The Rt is the ratio of the infected and the potential victim of transmission; an Rt of 2.I means that for each infected individual, he/she will infect two other individuals.
The researchers utilized the Susceptibility-Exposed-Infectious-Recovered (SEIR) model, which considers the disease progression as “a sequence of transitions among a finite number of health states (or compartments)” First they divided the “infected” compartment into four well defined sub-compartments like this:
- Asymptomatic
- Mild (outpatient)
- Severe (hospitalized)
- Critical (hospitalized in an ICU)
Second, they account for the vaccination by creating a parallel set of compartments:
- Susceptible unvaccinated
- Susceptible vaccinated
- Exposure
- Infection
- Recovery
- Death
They studied three types of vaccines:
- Preventive vaccine. It decreases the likelihood of infection in a healthy person
- Disease modifying vaccine. It improves the health outcomes in infected persons.
- Composite vaccine. It combines the attributes of both types of vaccines.
For both types of vaccines they set the efficacy rate at 50% for both components; they examined ranges of 25 to 75% in sensitivity analyses. The time needed to reach effectiveness were considered to be:
- Fourteen days for fast acting, single dose
- Thirty days in the base case in two-dose vaccines with partial immunity after the first dose.
- Forty-two days for a two dose-vaccine with no efficacy after the first dose.
The effectiveness of a vaccine deployment drive does not only depend on the quality of the product per se but also on two implementation variables: pace and coverage. The researchers said: “In a population of 100,000 and at a baseline Rt of 1.8, the model projects 61,112 infections and 2755 cumulative deaths over the course of 6 months without a vaccine. Introducing preventive, disease-modifying and composite vaccines at baseline efficacy levels would result in 42,583, 39,767 and 1,199 cumulative infections and 1,896, 1318 and 1199 cumulative deaths, respectively.”
They found that a 50% effective disease modifying vaccine would have a greater impact on hospital admissions, clinical morbidity, and mortality than a 50% effective preventive vaccine.

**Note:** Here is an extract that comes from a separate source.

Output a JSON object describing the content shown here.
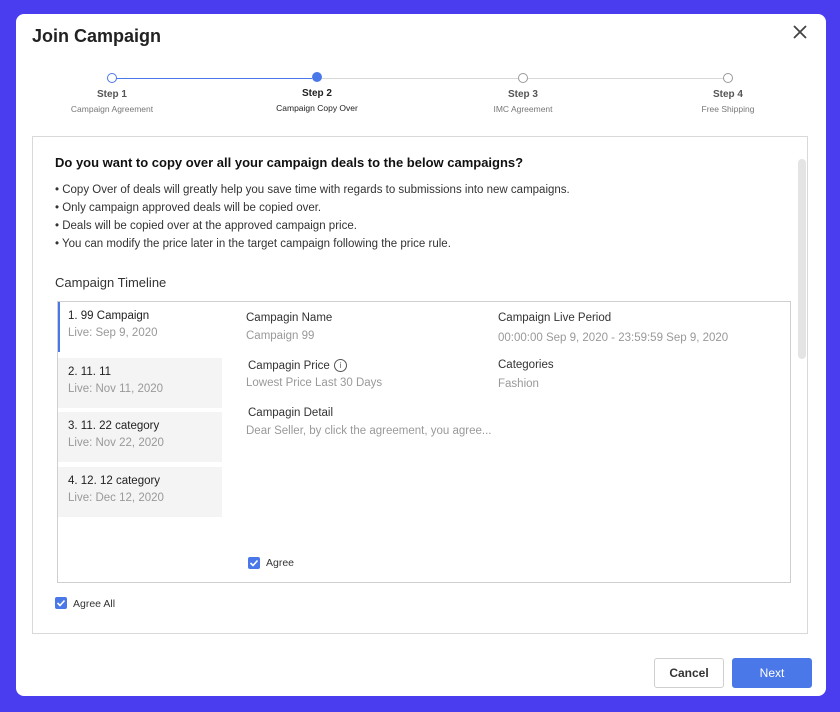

The impact of both vaccines would be similar in the worst epidemics but the disease modifying vaccine would have a bigger benefit in less grave epidemics. The 50% effective composite vaccine would have the best impact.
The researchers found that the potential benefit of any vaccine is highly dependent on the number of circulating virus at the time of its introduction in a community. When the viral spread, measured by the Rt factor, is relatively low, a vaccine with relatively low efficacy—for example 25%—has greater benefits on the morbidity and mortality rates that a much effective vaccine—for example 75%—introduced when the viral spread is relatively high. Where a vaccine lands, has consequences.
This study buttresses the opinions of many health care experts who are warning the public at large that only an effective vaccination drive with a good product will not magically erase the human, social and economic consequences of the pandemic. We must still continue to use the Social Distancing guidelines for many months to come.
Note. On December 10, the experts’ panel of the FDA recommended the Pfizer BioNtech vaccine for human use. On December 14, the first American citizen, an Intensive Care nurse in a Long Island hospital, was the first patient to get vaccinated. On December 17, the FDA panel will review the results of the Moderna vaccine. Let’s pray for the best!
Stay distant. Stay safe. Stay beautiful.